Delaware Tech was one of the first in the country to earn Partnership for Air-Conditioning, Heating, Refrigeration Accreditation (PAHRA) approval. Bates now helps evaluate other programs for the accreditation. He is the current president of the Council of Air-Conditioning and Refrigeration Educators (CARE), and he has had a consistent presence at the ARI instructor workshops.
He is a member of the Refrigeration Service Engineers Society (RSES), encouraging his students to pursue Certificate Member (CM) status as well as NATE-ACE certification; and he still works in the field in the summer because he enjoys it.
His program partners with the local HVACR community, actively pursues new students, and works with SkillsUSA/VICA. But Bates’ natural excitement about the good things the trade has to offer sets him apart.

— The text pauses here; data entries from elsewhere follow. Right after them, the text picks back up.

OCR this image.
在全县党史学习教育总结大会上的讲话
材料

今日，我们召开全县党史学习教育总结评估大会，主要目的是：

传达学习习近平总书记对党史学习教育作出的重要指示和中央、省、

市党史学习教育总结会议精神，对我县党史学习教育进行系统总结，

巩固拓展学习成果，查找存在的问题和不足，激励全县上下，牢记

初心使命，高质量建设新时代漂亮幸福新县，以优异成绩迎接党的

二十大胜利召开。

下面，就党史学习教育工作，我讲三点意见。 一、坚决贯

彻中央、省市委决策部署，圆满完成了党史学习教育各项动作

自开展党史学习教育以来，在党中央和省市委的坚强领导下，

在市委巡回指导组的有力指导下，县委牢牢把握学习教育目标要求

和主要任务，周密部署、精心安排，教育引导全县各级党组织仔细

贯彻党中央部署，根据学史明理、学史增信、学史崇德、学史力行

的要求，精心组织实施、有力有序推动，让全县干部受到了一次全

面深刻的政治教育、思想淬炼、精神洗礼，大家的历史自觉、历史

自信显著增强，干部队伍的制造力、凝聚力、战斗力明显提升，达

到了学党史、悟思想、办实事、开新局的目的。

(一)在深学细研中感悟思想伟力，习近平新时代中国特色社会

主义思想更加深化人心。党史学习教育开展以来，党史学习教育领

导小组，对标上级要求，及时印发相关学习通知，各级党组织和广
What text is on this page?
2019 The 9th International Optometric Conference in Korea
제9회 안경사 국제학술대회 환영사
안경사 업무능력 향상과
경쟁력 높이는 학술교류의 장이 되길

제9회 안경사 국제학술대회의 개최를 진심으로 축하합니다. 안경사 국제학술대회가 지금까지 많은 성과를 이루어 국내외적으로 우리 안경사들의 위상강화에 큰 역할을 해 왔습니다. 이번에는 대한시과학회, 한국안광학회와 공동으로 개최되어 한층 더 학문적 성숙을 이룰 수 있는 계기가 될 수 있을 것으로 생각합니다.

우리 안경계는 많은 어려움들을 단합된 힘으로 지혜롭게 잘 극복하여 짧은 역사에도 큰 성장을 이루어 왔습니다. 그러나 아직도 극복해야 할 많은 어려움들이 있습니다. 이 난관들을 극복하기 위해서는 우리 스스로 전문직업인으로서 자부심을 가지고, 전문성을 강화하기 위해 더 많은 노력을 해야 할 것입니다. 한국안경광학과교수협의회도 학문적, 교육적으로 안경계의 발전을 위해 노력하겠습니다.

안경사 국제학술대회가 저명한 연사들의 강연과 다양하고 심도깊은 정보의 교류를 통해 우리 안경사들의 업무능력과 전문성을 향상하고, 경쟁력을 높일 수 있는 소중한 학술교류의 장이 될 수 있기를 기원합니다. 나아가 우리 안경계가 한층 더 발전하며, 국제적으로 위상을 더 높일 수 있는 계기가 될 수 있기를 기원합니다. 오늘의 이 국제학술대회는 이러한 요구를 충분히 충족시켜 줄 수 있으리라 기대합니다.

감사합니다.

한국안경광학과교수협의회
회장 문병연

Straight out of high school, he studied automotive mechanics at a junior college. Then he took a desk job, which pleased his father. He made friends with people who worked in HVAC, learned about their jobs, went to school to learn about HVAC, “and loved it!”
Bates first did residential and light commercial HVAC service. “There’s something new and exciting every day,” he said. “Any job is what you make it.”
Bates took his HVACR courses at Delaware Tech. “After I was in the field a few years, a former instructor called me and asked me to teach a part-time class.”
The experience was so rewarding, he took on more classes. Now he has a master’s degree in education. Teaching is “giving someone a new career,” Bates said. “You can’t ask for anything more.”
Regarding the students, “I’d rather have the guys that don’t have any training.” They are like “great big sponges,” and they don’t have bad habits to unlearn.
“Students have to learn a job” at the community college level, Bates says. “The majority are ready to go. At high school or votech classes, it’s different” — students are less enthused. “Here, it’s hard to keep them through May” — many already have job offers. “They want to get out there and get dirty.”
When it comes to attracting more students, “It’s us vs. cars,” says Bates. Identifying students earlier is a top priority. “We need to do a better job of identifying them at a younger age.”